The current idea is to use explicit type checks (such as int?) instead of introducing a different syntax for type annotations. This would allow the type system to be extended using the base language, and support dependent typing. It would also allow optional run time typing.

The interpreter is currently dynamically typed, but I would like to make the compiler support static type checking, by proving that the result of a computation cannot be no. The compiler could also optimize away types and most non-determinism. I do realize that, in general, static type checking will be undecidable. The compiler will be designed to resolve undecidable types interactively with the user.

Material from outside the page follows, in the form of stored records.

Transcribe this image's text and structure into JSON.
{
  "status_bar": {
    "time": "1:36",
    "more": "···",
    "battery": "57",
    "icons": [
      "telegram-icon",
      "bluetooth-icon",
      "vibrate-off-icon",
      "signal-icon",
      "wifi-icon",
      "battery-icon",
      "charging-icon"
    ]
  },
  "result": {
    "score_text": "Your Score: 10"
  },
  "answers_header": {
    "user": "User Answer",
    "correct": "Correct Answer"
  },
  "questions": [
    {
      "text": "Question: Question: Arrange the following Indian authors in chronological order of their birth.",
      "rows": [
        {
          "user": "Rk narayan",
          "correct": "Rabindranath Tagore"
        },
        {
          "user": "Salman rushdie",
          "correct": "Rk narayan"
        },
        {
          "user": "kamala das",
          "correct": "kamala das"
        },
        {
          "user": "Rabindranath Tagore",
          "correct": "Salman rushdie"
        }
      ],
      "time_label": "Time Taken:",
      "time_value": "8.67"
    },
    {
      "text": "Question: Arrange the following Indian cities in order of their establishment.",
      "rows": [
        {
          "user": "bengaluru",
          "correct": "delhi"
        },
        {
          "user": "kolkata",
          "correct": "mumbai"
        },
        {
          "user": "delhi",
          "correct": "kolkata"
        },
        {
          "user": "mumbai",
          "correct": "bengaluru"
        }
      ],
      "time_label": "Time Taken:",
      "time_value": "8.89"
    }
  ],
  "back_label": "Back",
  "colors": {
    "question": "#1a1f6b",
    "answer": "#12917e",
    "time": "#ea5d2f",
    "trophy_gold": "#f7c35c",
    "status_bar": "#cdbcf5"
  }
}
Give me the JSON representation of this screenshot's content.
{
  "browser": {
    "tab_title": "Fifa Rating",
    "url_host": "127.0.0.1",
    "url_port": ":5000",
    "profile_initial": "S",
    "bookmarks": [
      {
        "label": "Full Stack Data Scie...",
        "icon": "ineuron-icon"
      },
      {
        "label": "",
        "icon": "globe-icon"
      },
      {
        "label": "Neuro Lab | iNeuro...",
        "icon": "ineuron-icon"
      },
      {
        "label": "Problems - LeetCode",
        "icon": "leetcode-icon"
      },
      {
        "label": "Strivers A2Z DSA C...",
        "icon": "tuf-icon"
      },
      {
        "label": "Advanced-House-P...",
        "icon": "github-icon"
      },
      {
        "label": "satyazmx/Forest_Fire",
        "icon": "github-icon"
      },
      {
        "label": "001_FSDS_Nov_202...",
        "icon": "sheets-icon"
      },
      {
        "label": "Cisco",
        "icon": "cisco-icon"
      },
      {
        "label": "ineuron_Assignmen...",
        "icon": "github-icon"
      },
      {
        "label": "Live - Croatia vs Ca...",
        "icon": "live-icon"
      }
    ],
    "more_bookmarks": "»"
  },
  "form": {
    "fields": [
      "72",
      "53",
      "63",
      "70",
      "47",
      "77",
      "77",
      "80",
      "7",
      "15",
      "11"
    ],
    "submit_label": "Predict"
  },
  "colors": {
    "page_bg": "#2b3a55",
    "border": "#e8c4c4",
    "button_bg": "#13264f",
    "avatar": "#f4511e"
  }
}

The language would not change significantly. Product types are built from stacks, such as [1 2 Ratio], and sum types are created using \/, such as [1 Left] \/ ['a' Right], using undefined words at the top of the stack as tags. Constructors can be created as the matching lowercase word, such as x left --> [x Left]. Using the same word as the tag results in an infinitely nested stack, so the values can never be retrieved.

I have done some work on types in types.peg, which extends some words to operate on type tags.


I will need to add a module system to allow encapsulation.


The compiler will first target C, to allow easy portability. I am interested in running Peg code in embedded systems, especially because it is difficult to use other high-level languages such as Haskell on most microcontrollers.